À Ouidah, le Fort semble transformé par la pluie, c’est intéressant de le percevoir autrement et d’imaginer notre projet étape après étape.


Ensuite, nous retournons à la fondation Zinsou, et apprécions de nouveaux artistes et œuvres de la collection. C’est passionnant de découvrir le pays par le biais de sa culture.
Je capture des morceaux de vie sur la route de Ouidah à Cotonou. Je m’intéresse au rapport entre la végétation luxuriante qui tranche avec la couleur rouille de la latérite. L’activité a repris, beaucoup de femmes vendent des pastèques et plein d’autres choses le long de la route.
J’aime ces prises de note colorées et dessinées le long du trajet ...


Le vendredi nous passons beaucoup de temps en réunion mais plus tard, nous avons la chance de rencontrer le sculpteur Glélé dans son atelier. J’espère que j’aurais la chance de pouvoir le croquer une prochaine fois.

Ce qui m’a vraiment marquée cette fois-ci c’est la végétation très verte, fleurie et étonnante. Il fait chaud mais c’est la petite saison des pluies alors il pleut au moins une fois par jour.

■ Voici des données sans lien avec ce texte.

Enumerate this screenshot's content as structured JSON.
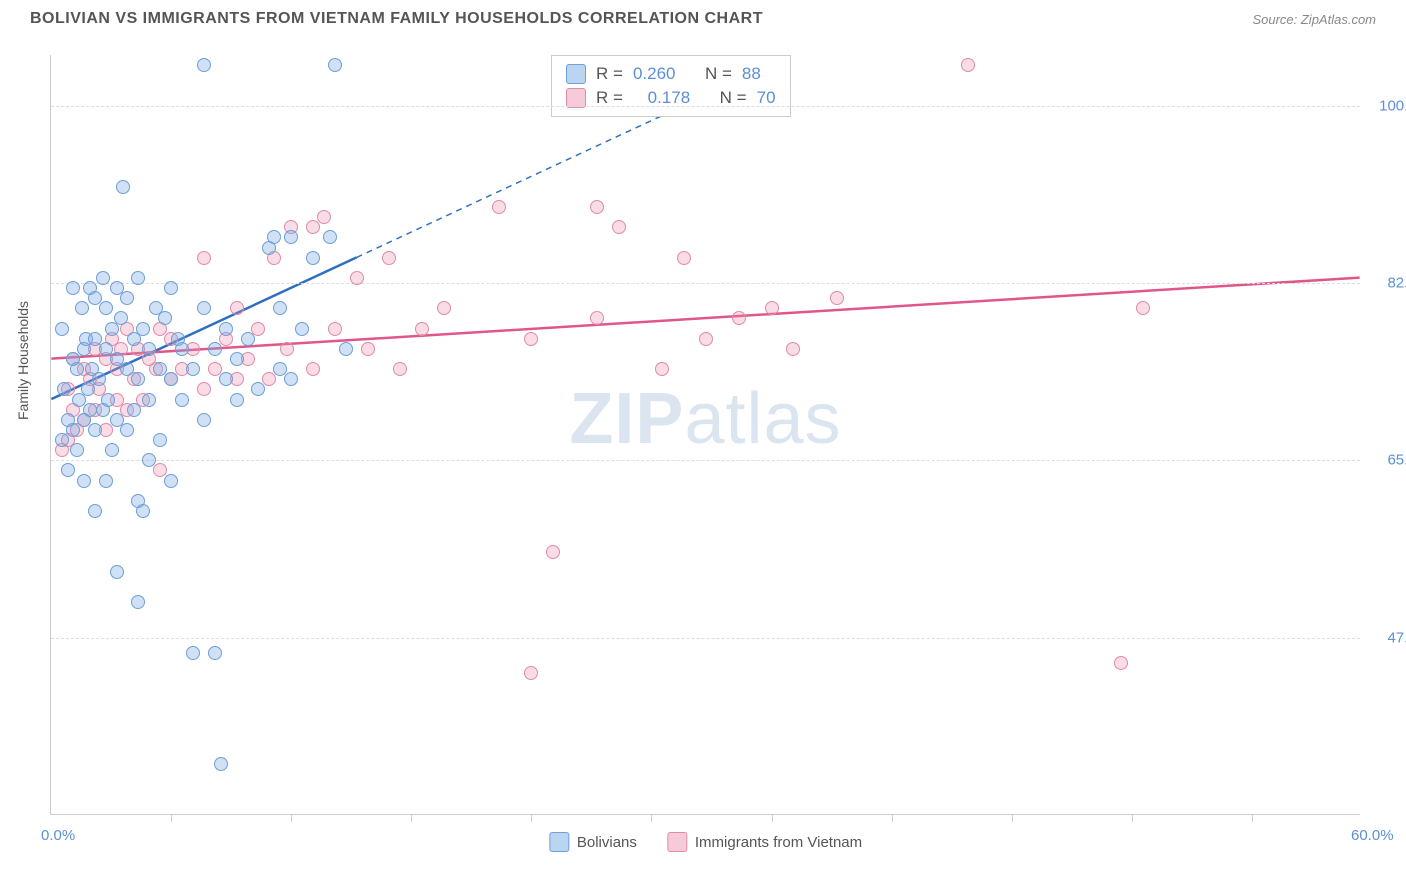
{
  "title": "BOLIVIAN VS IMMIGRANTS FROM VIETNAM FAMILY HOUSEHOLDS CORRELATION CHART",
  "source": "Source: ZipAtlas.com",
  "ylabel": "Family Households",
  "watermark_a": "ZIP",
  "watermark_b": "atlas",
  "chart": {
    "type": "scatter",
    "xlim": [
      0,
      60
    ],
    "ylim": [
      30,
      105
    ],
    "x_axis_labels": [
      {
        "v": 0,
        "label": "0.0%"
      },
      {
        "v": 60,
        "label": "60.0%"
      }
    ],
    "x_ticks": [
      5.5,
      11,
      16.5,
      22,
      27.5,
      33,
      38.5,
      44,
      49.5,
      55
    ],
    "y_gridlines": [
      47.5,
      65.0,
      82.5,
      100.0
    ],
    "y_tick_labels": [
      {
        "v": 47.5,
        "label": "47.5%"
      },
      {
        "v": 65.0,
        "label": "65.0%"
      },
      {
        "v": 82.5,
        "label": "82.5%"
      },
      {
        "v": 100.0,
        "label": "100.0%"
      }
    ],
    "background_color": "#ffffff",
    "grid_color": "#dddddd",
    "axis_color": "#cccccc"
  },
  "series_blue": {
    "name": "Bolivians",
    "color_fill": "rgba(120,170,225,0.35)",
    "color_stroke": "#6d9fd8",
    "R": "0.260",
    "N": "88",
    "trend": {
      "x1": 0,
      "y1": 71,
      "x2": 14,
      "y2": 85,
      "x2_dash": 30,
      "y2_dash": 101,
      "stroke": "#2f6fc0",
      "width": 2.5
    },
    "points": [
      [
        0.5,
        67
      ],
      [
        0.5,
        78
      ],
      [
        0.6,
        72
      ],
      [
        0.8,
        64
      ],
      [
        0.8,
        69
      ],
      [
        1.0,
        82
      ],
      [
        1.0,
        75
      ],
      [
        1.0,
        68
      ],
      [
        1.2,
        74
      ],
      [
        1.2,
        66
      ],
      [
        1.3,
        71
      ],
      [
        1.4,
        80
      ],
      [
        1.5,
        69
      ],
      [
        1.5,
        76
      ],
      [
        1.5,
        63
      ],
      [
        1.6,
        77
      ],
      [
        1.7,
        72
      ],
      [
        1.8,
        82
      ],
      [
        1.8,
        70
      ],
      [
        1.9,
        74
      ],
      [
        2.0,
        81
      ],
      [
        2.0,
        68
      ],
      [
        2.0,
        77
      ],
      [
        2.2,
        73
      ],
      [
        2.4,
        83
      ],
      [
        2.4,
        70
      ],
      [
        2.5,
        76
      ],
      [
        2.5,
        63
      ],
      [
        2.5,
        80
      ],
      [
        2.6,
        71
      ],
      [
        2.8,
        78
      ],
      [
        2.8,
        66
      ],
      [
        3.0,
        75
      ],
      [
        3.0,
        82
      ],
      [
        3.0,
        69
      ],
      [
        3.2,
        79
      ],
      [
        3.3,
        92
      ],
      [
        3.5,
        74
      ],
      [
        3.5,
        68
      ],
      [
        3.5,
        81
      ],
      [
        3.8,
        77
      ],
      [
        3.8,
        70
      ],
      [
        4.0,
        83
      ],
      [
        4.0,
        61
      ],
      [
        4.0,
        73
      ],
      [
        4.2,
        78
      ],
      [
        4.5,
        71
      ],
      [
        4.5,
        76
      ],
      [
        4.5,
        65
      ],
      [
        4.8,
        80
      ],
      [
        5.0,
        74
      ],
      [
        5.0,
        67
      ],
      [
        5.2,
        79
      ],
      [
        5.5,
        73
      ],
      [
        5.5,
        82
      ],
      [
        5.5,
        63
      ],
      [
        5.8,
        77
      ],
      [
        6.0,
        71
      ],
      [
        6.0,
        76
      ],
      [
        6.5,
        74
      ],
      [
        6.5,
        46
      ],
      [
        7.0,
        80
      ],
      [
        7.0,
        69
      ],
      [
        7.0,
        104
      ],
      [
        7.5,
        76
      ],
      [
        7.5,
        46
      ],
      [
        8.0,
        73
      ],
      [
        8.0,
        78
      ],
      [
        8.5,
        71
      ],
      [
        8.5,
        75
      ],
      [
        9.0,
        77
      ],
      [
        9.5,
        72
      ],
      [
        10.0,
        86
      ],
      [
        10.2,
        87
      ],
      [
        10.5,
        74
      ],
      [
        10.5,
        80
      ],
      [
        11.0,
        87
      ],
      [
        11.0,
        73
      ],
      [
        11.5,
        78
      ],
      [
        12.0,
        85
      ],
      [
        12.8,
        87
      ],
      [
        13.0,
        104
      ],
      [
        13.5,
        76
      ],
      [
        4.0,
        51
      ],
      [
        3.0,
        54
      ],
      [
        7.8,
        35
      ],
      [
        4.2,
        60
      ],
      [
        2.0,
        60
      ]
    ]
  },
  "series_pink": {
    "name": "Immigrants from Vietnam",
    "color_fill": "rgba(235,140,170,0.3)",
    "color_stroke": "#e08ba8",
    "R": "0.178",
    "N": "70",
    "trend": {
      "x1": 0,
      "y1": 75,
      "x2": 60,
      "y2": 83,
      "stroke": "#e0568a",
      "width": 2.5
    },
    "points": [
      [
        0.8,
        67
      ],
      [
        0.8,
        72
      ],
      [
        1.0,
        70
      ],
      [
        1.0,
        75
      ],
      [
        1.2,
        68
      ],
      [
        1.5,
        74
      ],
      [
        1.5,
        69
      ],
      [
        1.8,
        73
      ],
      [
        2.0,
        76
      ],
      [
        2.0,
        70
      ],
      [
        2.2,
        72
      ],
      [
        2.5,
        75
      ],
      [
        2.5,
        68
      ],
      [
        2.8,
        77
      ],
      [
        3.0,
        71
      ],
      [
        3.0,
        74
      ],
      [
        3.2,
        76
      ],
      [
        3.5,
        70
      ],
      [
        3.5,
        78
      ],
      [
        3.8,
        73
      ],
      [
        4.0,
        76
      ],
      [
        4.2,
        71
      ],
      [
        4.5,
        75
      ],
      [
        4.8,
        74
      ],
      [
        5.0,
        78
      ],
      [
        5.0,
        64
      ],
      [
        5.5,
        73
      ],
      [
        5.5,
        77
      ],
      [
        6.0,
        74
      ],
      [
        6.5,
        76
      ],
      [
        7.0,
        72
      ],
      [
        7.0,
        85
      ],
      [
        7.5,
        74
      ],
      [
        8.0,
        77
      ],
      [
        8.5,
        73
      ],
      [
        8.5,
        80
      ],
      [
        9.0,
        75
      ],
      [
        9.5,
        78
      ],
      [
        10.0,
        73
      ],
      [
        10.2,
        85
      ],
      [
        10.8,
        76
      ],
      [
        11.0,
        88
      ],
      [
        12.0,
        74
      ],
      [
        12.0,
        88
      ],
      [
        12.5,
        89
      ],
      [
        13.0,
        78
      ],
      [
        14.0,
        83
      ],
      [
        14.5,
        76
      ],
      [
        15.5,
        85
      ],
      [
        16.0,
        74
      ],
      [
        17.0,
        78
      ],
      [
        18.0,
        80
      ],
      [
        20.5,
        90
      ],
      [
        22.0,
        77
      ],
      [
        22.0,
        44
      ],
      [
        23.0,
        56
      ],
      [
        25.0,
        90
      ],
      [
        25.0,
        79
      ],
      [
        26.0,
        88
      ],
      [
        28.0,
        74
      ],
      [
        29.0,
        85
      ],
      [
        30.0,
        77
      ],
      [
        31.5,
        79
      ],
      [
        33.0,
        80
      ],
      [
        34.0,
        76
      ],
      [
        36.0,
        81
      ],
      [
        42.0,
        104
      ],
      [
        49.0,
        45
      ],
      [
        50.0,
        80
      ],
      [
        0.5,
        66
      ]
    ]
  },
  "legend_stats_labels": {
    "R": "R =",
    "N": "N ="
  }
}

Les ciels sont plus variés et riches à peindre.

[ aquarelles 21x60cm sur carnet Moleskine aquarelle ]

mercredi 18 septembre 2019

Mon premier workshop à la campagne ! ...


Début septembre, j’ai donné un stage d’aquarelle sur la proposition d’Art’Image à Durtal. Avec les 10 participants, nous sommes accueillis au Chaudron par Pascal et Rogine et nous restons ensemble toute la journée pour pouvoir échanger en profondeur.
Je propose d’explorer l’espace rural, la végétation, le ciel et l’eau, les bâtiments et les habitants, au fil du pinceau et de la couleur, à l’aquarelle. Chaque jour est consacré à travailler un thème, en extérieur, sur le vif.

Je ne connais pas la région, j’ai donc commencé par un repérage des différents lieux appropriés pour les 5 jours de workshop. Il s’agit de mettre en adéquation ce que l’on souhaite enseigner et les lieux et sujets que l’on va peindre.
J’ai très peu de temps pour peindre mais je profite des fins de journée pour capturer l’ambiance et la lumière du jour.
Le lac Chambiers est un merveilleux sujet pour parler des valeurs colorées et des contrastes de température. Les reflets, qui vont et qui viennent à cause du vent, sont d’une grande beauté.


C’est notre journée à Angers, le quatrième jour, qui me donne l’opportunité de faire une courte démonstration devant les stagiaires. Nous avons un grand panorama depuis la rive du Loir avec vue sur le château au lointain. Je commence par le ciel car c’est son traitement qui va générer tout le reste de la composition. Mon pinceau virevolte rapidement devant les yeux intéressés de mes stagiaires. L’exercice est compliqué car j’explique au fur et à mesure ce que je suis en train de faire. Je mets l’accent, ce jour-là, sur les contrastes colorés qui permettent d’accentuer la profondeur de l’espace.


Le dernier jour se déroule à La Flèche, nous avons la chance d’avoir très beau temps et d’être au calme. Je me régale à jouer avec les tons de verts du plus clair et chaud au plus foncé et froid. Travailler les reflets devient une sorte de méditation.

Pour la première fois depuis une semaine, nous avons l’opportunité de peindre une architecture contemporaine. Je travaille sur le contraste entre le béton clair, baigné de lumière et les ombres chahutés des arbres et des reflets dans le Loir.
Nous avons passé une très belle semaine à échanger et à partager.